DOI: 10.4103/0972-9062.308806

Background & objectives: Understanding the effect of biotic and abiotic factors on the biology and ecology of immature stages of anopheline larvae is very important in controlling malaria vector mosquitoes. Therefore, this study was focused on the monitoring of ecological factors affecting the distribution, dynamics, and density of malaria vector mosquitoes in the District of Trincomalee, Sri Lanka.
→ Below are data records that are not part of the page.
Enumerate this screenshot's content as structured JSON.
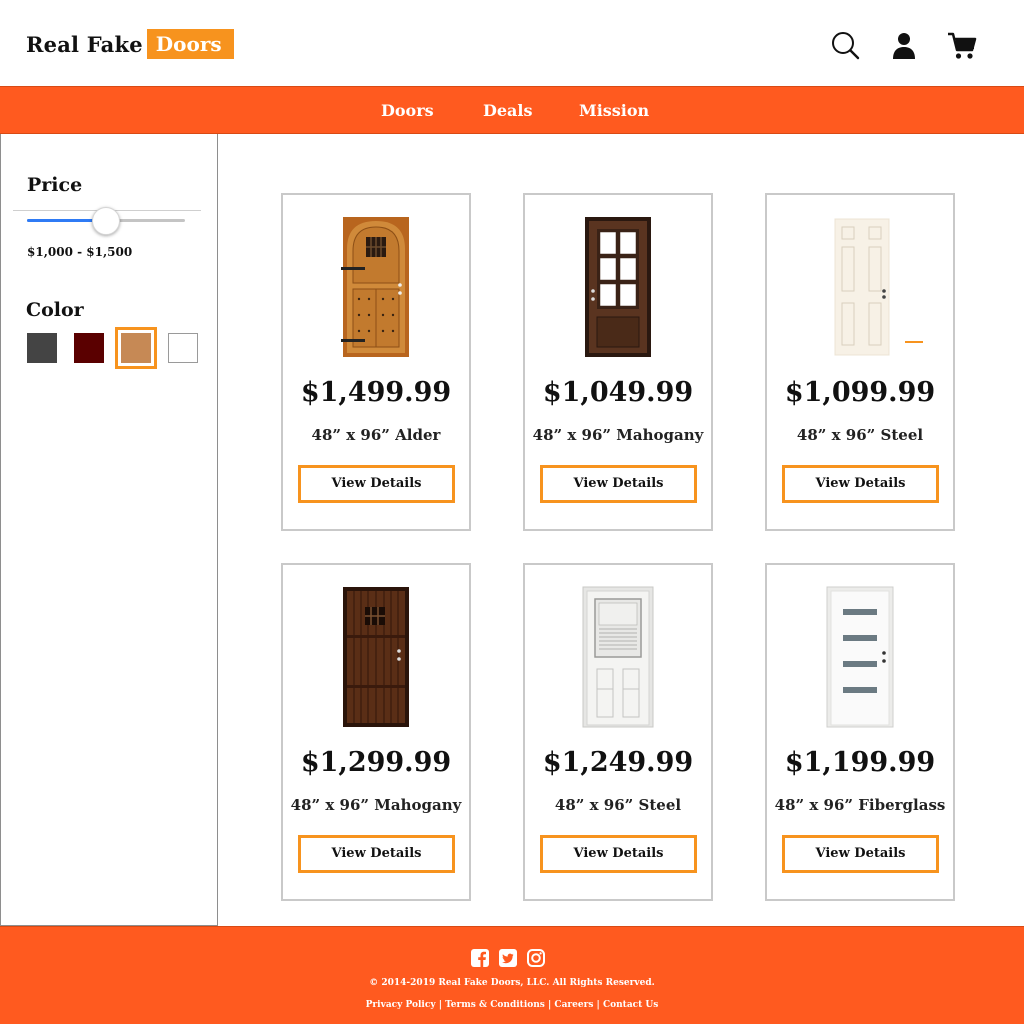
{
  "brand": {
    "name": "Real Fake",
    "highlight": "Doors",
    "accent_color": "#f7931e"
  },
  "header": {
    "icons": [
      "search-icon",
      "user-icon",
      "cart-icon"
    ]
  },
  "nav": {
    "color": "#ff5a1f",
    "items": [
      {
        "label": "Doors"
      },
      {
        "label": "Deals"
      },
      {
        "label": "Mission"
      }
    ]
  },
  "filters": {
    "price": {
      "title": "Price",
      "range_label": "$1,000 - $1,500",
      "slider_value_fraction": 0.5
    },
    "color": {
      "title": "Color",
      "swatches": [
        {
          "name": "charcoal",
          "hex": "#444444",
          "selected": false
        },
        {
          "name": "dark-red",
          "hex": "#5a0000",
          "selected": false
        },
        {
          "name": "tan",
          "hex": "#c68955",
          "selected": true
        },
        {
          "name": "white",
          "hex": "#ffffff",
          "selected": false
        }
      ]
    }
  },
  "products": [
    {
      "price": "$1,499.99",
      "description": "48” x 96” Alder",
      "button": "View Details",
      "door_style": "wood-arched",
      "door_color": "#c9762a"
    },
    {
      "price": "$1,049.99",
      "description": "48” x 96” Mahogany",
      "button": "View Details",
      "door_style": "glass-grid",
      "door_color": "#4a2a1a"
    },
    {
      "price": "$1,099.99",
      "description": "48” x 96” Steel",
      "button": "View Details",
      "door_style": "six-panel",
      "door_color": "#f7f1e6"
    },
    {
      "price": "$1,299.99",
      "description": "48” x 96” Mahogany",
      "button": "View Details",
      "door_style": "wood-plank",
      "door_color": "#4a2412"
    },
    {
      "price": "$1,249.99",
      "description": "48” x 96” Steel",
      "button": "View Details",
      "door_style": "half-glass",
      "door_color": "#f4f4f2"
    },
    {
      "price": "$1,199.99",
      "description": "48” x 96” Fiberglass",
      "button": "View Details",
      "door_style": "modern-slots",
      "door_color": "#fafafa"
    }
  ],
  "footer": {
    "social_icons": [
      "facebook-icon",
      "twitter-icon",
      "instagram-icon"
    ],
    "copyright": "© 2014-2019 Real Fake Doors, LLC. All Rights Reserved.",
    "links": [
      {
        "label": "Privacy Policy"
      },
      {
        "label": "Terms & Conditions"
      },
      {
        "label": "Careers"
      },
      {
        "label": "Contact Us"
      }
    ],
    "separator": " | "
  }
}
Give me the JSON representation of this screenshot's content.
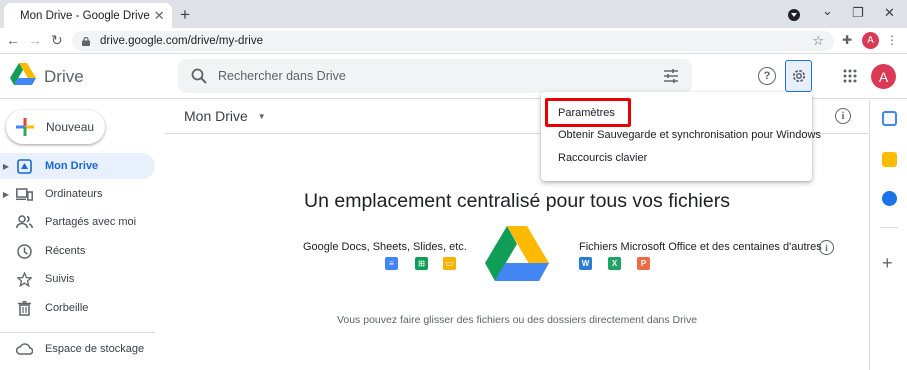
{
  "browser": {
    "tab_title": "Mon Drive - Google Drive",
    "tab_close": "✕",
    "new_tab": "+",
    "url": "drive.google.com/drive/my-drive",
    "back": "←",
    "forward": "→",
    "reload": "↻",
    "bookmark": "☆",
    "extensions": "✚",
    "profile_letter": "A",
    "menu": "⋮",
    "minimize": "⌄",
    "restore": "❐",
    "close": "✕"
  },
  "header": {
    "brand": "Drive",
    "search_placeholder": "Rechercher dans Drive",
    "help": "?",
    "avatar_letter": "A"
  },
  "settings_menu": {
    "items": [
      "Paramètres",
      "Obtenir Sauvegarde et synchronisation pour Windows",
      "Raccourcis clavier"
    ]
  },
  "sidebar": {
    "new_label": "Nouveau",
    "items": [
      {
        "label": "Mon Drive",
        "icon": "my-drive-icon",
        "active": true,
        "expandable": true
      },
      {
        "label": "Ordinateurs",
        "icon": "computers-icon",
        "active": false,
        "expandable": true
      },
      {
        "label": "Partagés avec moi",
        "icon": "shared-icon",
        "active": false,
        "expandable": false
      },
      {
        "label": "Récents",
        "icon": "clock-icon",
        "active": false,
        "expandable": false
      },
      {
        "label": "Suivis",
        "icon": "star-icon",
        "active": false,
        "expandable": false
      },
      {
        "label": "Corbeille",
        "icon": "trash-icon",
        "active": false,
        "expandable": false
      }
    ],
    "storage_label": "Espace de stockage"
  },
  "main": {
    "breadcrumb": "Mon Drive",
    "info": "i",
    "empty_title": "Un emplacement centralisé pour tous vos fichiers",
    "left_heading": "Google Docs, Sheets, Slides, etc.",
    "right_heading": "Fichiers Microsoft Office et des centaines d'autres",
    "office_letters": [
      "W",
      "X",
      "P"
    ],
    "drop_hint": "Vous pouvez faire glisser des fichiers ou des dossiers directement dans Drive"
  },
  "colors": {
    "accent": "#1a73e8",
    "active_bg": "#e8f0fe",
    "highlight_box": "#e60000",
    "avatar": "#d93a56"
  }
}
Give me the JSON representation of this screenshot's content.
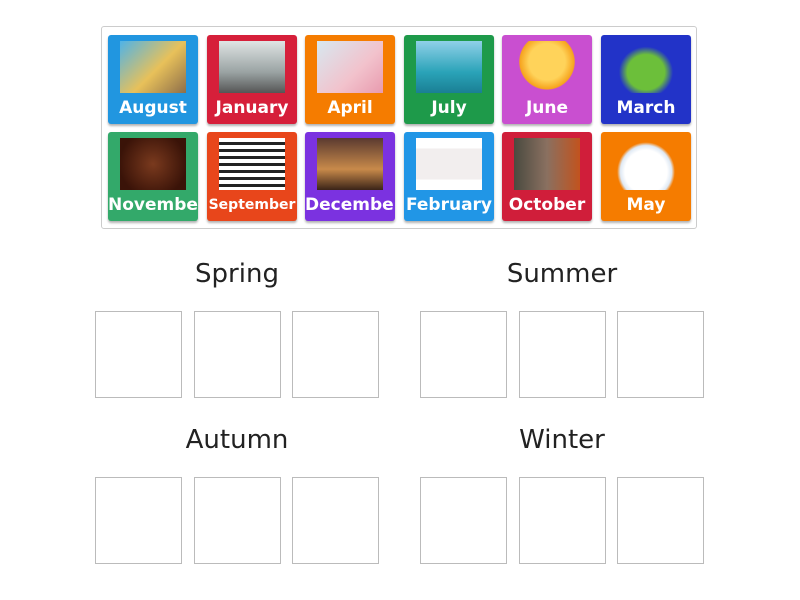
{
  "cards": [
    {
      "label": "August",
      "color": "#2196e0",
      "img": "linear-gradient(135deg,#4fb3e8,#e8c15a 55%,#8d6e4a)"
    },
    {
      "label": "January",
      "color": "#d61f3a",
      "img": "linear-gradient(180deg,#dfe4e4,#9aa3a3 60%,#555)"
    },
    {
      "label": "April",
      "color": "#f57c00",
      "img": "linear-gradient(135deg,#d7e8f0,#f2c2cc 60%,#e89aae)"
    },
    {
      "label": "July",
      "color": "#1e9a4a",
      "img": "linear-gradient(180deg,#8fd0e8,#2aa3b8 60%,#1a7f94)"
    },
    {
      "label": "June",
      "color": "#c94fd0",
      "img": "radial-gradient(circle at 50% 40%,#ffd35a 40%,#f6a31d 60%,rgba(0,0,0,0) 62%)"
    },
    {
      "label": "March",
      "color": "#2233c8",
      "img": "radial-gradient(ellipse at 50% 60%,#6cbf3a 40%,rgba(0,0,0,0) 58%)"
    },
    {
      "label": "November",
      "color": "#33a96a",
      "img": "radial-gradient(circle,#7a3a1e,#3a1308 80%)"
    },
    {
      "label": "September",
      "color": "#e8461b",
      "img": "repeating-linear-gradient(180deg,#fff 0 4px,#222 4px 7px)"
    },
    {
      "label": "December",
      "color": "#7b32e0",
      "img": "linear-gradient(180deg,#5a3a30,#c88a4a 60%,#3a2418)"
    },
    {
      "label": "February",
      "color": "#2196e6",
      "img": "linear-gradient(180deg,#fff 20%,#f2eeee 20%,#f2eeee 80%,#fff 80%)"
    },
    {
      "label": "October",
      "color": "#d01e3a",
      "img": "linear-gradient(90deg,#4a4a40,#8a7060 50%,#c2531e)"
    },
    {
      "label": "May",
      "color": "#f57c00",
      "img": "radial-gradient(ellipse at 50% 65%,#fff 45%,#dfe9f4 55%,rgba(0,0,0,0) 62%)"
    }
  ],
  "groups": [
    {
      "title": "Spring"
    },
    {
      "title": "Summer"
    },
    {
      "title": "Autumn"
    },
    {
      "title": "Winter"
    }
  ]
}
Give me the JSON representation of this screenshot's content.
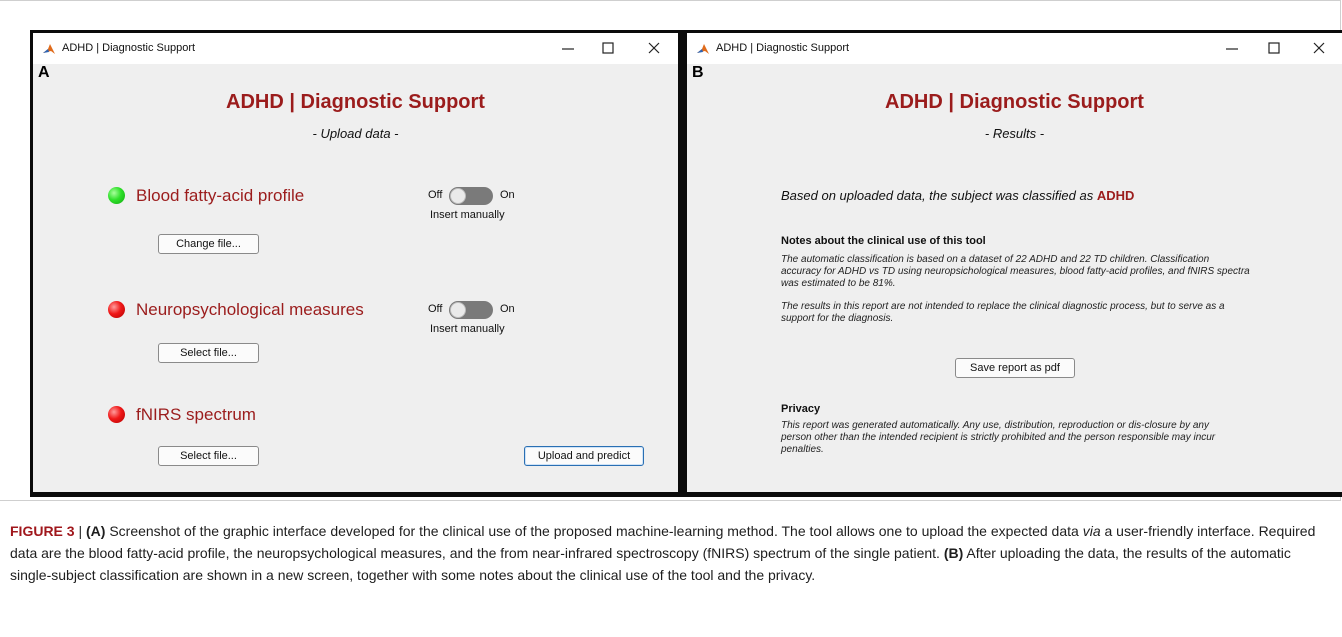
{
  "window_a": {
    "title": "ADHD | Diagnostic Support",
    "panel_letter": "A",
    "app_title": "ADHD | Diagnostic Support",
    "subtitle": "- Upload data -",
    "items": [
      {
        "label": "Blood fatty-acid profile",
        "status": "green",
        "button": "Change file...",
        "switch_off": "Off",
        "switch_on": "On",
        "manual": "Insert manually"
      },
      {
        "label": "Neuropsychological measures",
        "status": "red",
        "button": "Select file...",
        "switch_off": "Off",
        "switch_on": "On",
        "manual": "Insert manually"
      },
      {
        "label": "fNIRS spectrum",
        "status": "red",
        "button": "Select file..."
      }
    ],
    "upload_button": "Upload and predict"
  },
  "window_b": {
    "title": "ADHD | Diagnostic Support",
    "panel_letter": "B",
    "app_title": "ADHD | Diagnostic Support",
    "subtitle": "- Results -",
    "result_prefix": "Based on uploaded data, the subject was classified as",
    "result_value": "ADHD",
    "notes_heading": "Notes about the clinical use of this tool",
    "notes_p1": "The automatic classification is based on a dataset of 22 ADHD and 22 TD children. Classification accuracy for ADHD vs TD using neuropsichological measures, blood fatty-acid profiles, and fNIRS spectra was estimated to be 81%.",
    "notes_p2": "The results in this report are not intended to replace the clinical diagnostic process, but to serve as a support for the diagnosis.",
    "save_button": "Save report as pdf",
    "privacy_heading": "Privacy",
    "privacy_text": "This report was generated automatically. Any use, distribution, reproduction or dis-closure by any person other than the intended recipient is strictly prohibited and the person responsible may incur penalties."
  },
  "caption": {
    "figure_label": "FIGURE 3",
    "separator": " | ",
    "part_a_label": "(A)",
    "part_a_text": " Screenshot of the graphic interface developed for the clinical use of the proposed machine-learning method. The tool allows one to upload the expected data ",
    "via": "via",
    "part_a_text2": " a user-friendly interface. Required data are the blood fatty-acid profile, the neuropsychological measures, and the from near-infrared spectroscopy (fNIRS) spectrum of the single patient. ",
    "part_b_label": "(B)",
    "part_b_text": " After uploading the data, the results of the automatic single-subject classification are shown in a new screen, together with some notes about the clinical use of the tool and the privacy."
  },
  "colors": {
    "title_red": "#9b1c1c",
    "led_green": "#2fe02a",
    "led_red": "#f01818",
    "caption_label": "#a0171c"
  },
  "icons": [
    "matlab-icon",
    "minimize-icon",
    "maximize-icon",
    "close-icon"
  ]
}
Methods: Permanent and temporary breeding habitats were identified and selected from five possible malaria sensitive sites in the Trincomalee district. Anopheles larvae and macro-invertebrates were collected using standard methods for 16 months (from October 2013 to January 2015) and they were identified microscopically. Eight physico-chemical parameters of the breeding habitats were measured. Results: Overall, a total of 4815 anopheline larvae belonging to 13 species were collected from 3,12,764 dips from 18 permanent and temporary breeding habitats. The abundance of anopheline larvae showed a significant positive correlation (p <0.05) with physico-chemical parameters in breeding habitats, such as temperature, dissolved oxygen, and turbidity. A total of 35 macro-invertebrate taxa were collected from the anopheline mosquito breeding habitats. Interpretation & conclusion: This study represents the first systematic update of water quality parameters, macro-invertebrate communities associated with Anopheles mosquito oviposition sites in the District of Trincomalee, Sri Lanka. Rainfall intensity and wind speed are critical meteorological factors for the distribution and abundance of malaria vectors. Knowledge generated on the ecology of Anopheles mosquitoes will help to eliminate malaria vectors in the country.